Acara sore itu dihadiri oleh 15 orang peserta dari berbagai CSO, mulai dari ICJ, LISAN, Komunitas 1000 Guru Sulsel, KOPEL Sulsel, SCAD Global, Aksi Indonesia Muda, Sekolah Kolong Project, KAHMI, dan Lemina. Akhir diskusi dimeriahkan dengan pembagian buku gratis kepada tiga peserta yang dapat memberikan kesimpulan singkat serta testimoni terkait diskusi.
“Topiknya sangat menarik. Itu pula yang memanggil saya untuk datang kesini. Peran CSO memang sangat penting bagi teman-teman pekerja sosial, terutama pola atau metodologi bagaimana CSO sekarang bermitra dengan pemerintah,” testimoni dari Musaddaq dari KOPEL Sulsel.

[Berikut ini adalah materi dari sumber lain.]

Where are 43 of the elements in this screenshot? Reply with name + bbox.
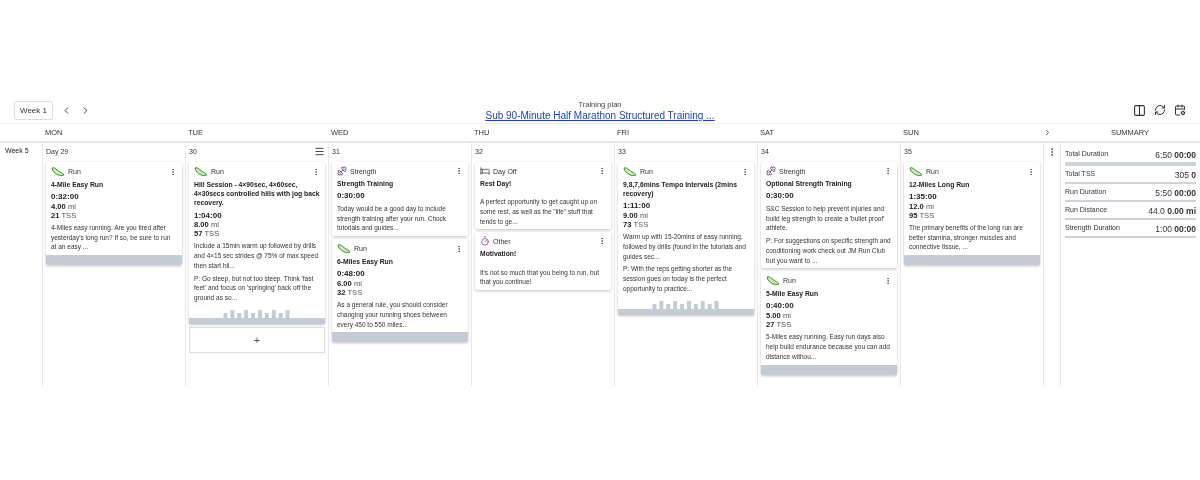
shoe-icon [909, 166, 923, 177]
summary-value: 305 0 [1174, 170, 1196, 180]
add-workout-button[interactable]: + [189, 326, 325, 353]
workout-duration: 0:40:00 [766, 301, 795, 312]
workout-duration: 1:11:00 [623, 201, 652, 211]
summary-value: 6:50 00:00 [1155, 150, 1196, 160]
refresh-icon[interactable] [1154, 103, 1166, 117]
workout-duration: 0:30:00 [766, 191, 795, 201]
plan-title-link[interactable]: Sub 90-Minute Half Marathon Structured Training ... [485, 109, 715, 121]
shoe-icon [337, 243, 351, 254]
more-icon[interactable] [598, 237, 606, 246]
more-icon[interactable] [455, 244, 463, 253]
calendar-settings-icon[interactable] [1174, 103, 1186, 117]
more-icon[interactable] [455, 167, 463, 175]
dumbbell-icon [337, 166, 347, 176]
summary-value: 5:50 00:00 [1155, 188, 1196, 198]
more-icon[interactable] [312, 167, 320, 176]
columns-icon[interactable] [1133, 103, 1146, 117]
workout-card[interactable] [761, 162, 897, 269]
workout-duration: 0:48:00 [337, 269, 366, 279]
bed-icon [480, 166, 490, 176]
summary-value: 1:00 00:00 [1155, 224, 1196, 234]
stopwatch-icon [480, 236, 490, 247]
workout-duration: 0:30:00 [337, 191, 366, 201]
more-icon[interactable] [169, 167, 177, 176]
workout-card[interactable] [189, 162, 325, 324]
more-icon[interactable] [884, 276, 892, 285]
summary-value: 44.0 0.00 mi [1148, 206, 1196, 216]
more-icon[interactable] [1027, 167, 1035, 176]
workout-duration: 1:35:00 [909, 192, 938, 202]
workout-card[interactable] [618, 162, 754, 315]
shoe-icon [194, 166, 208, 177]
more-icon[interactable] [741, 167, 749, 176]
week-selector[interactable]: Week 1 [14, 100, 53, 120]
workout-duration: 0:32:00 [51, 192, 80, 202]
more-icon[interactable] [598, 167, 606, 175]
menu-icon[interactable] [314, 145, 325, 157]
shoe-icon [766, 275, 780, 287]
workout-duration: 1:04:00 [194, 210, 223, 221]
dumbbell-icon [766, 166, 776, 176]
shoe-icon [51, 166, 65, 177]
shoe-icon [623, 166, 637, 177]
more-icon[interactable] [884, 167, 892, 175]
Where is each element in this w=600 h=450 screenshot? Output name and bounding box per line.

Musaddaq menambahkan, karena telah diatur oleh pemerintah melalui undang-undang, CSO harus terlibat. Tinggal bagaimana kita tetap menjaga independensi dan tetap menjadi representasi masyarakat sipil yang kritis dan independen. Diskusi sore itu ditutup pada pukul 18.00 WITA dengan foto bersama para peserta dan narasumber.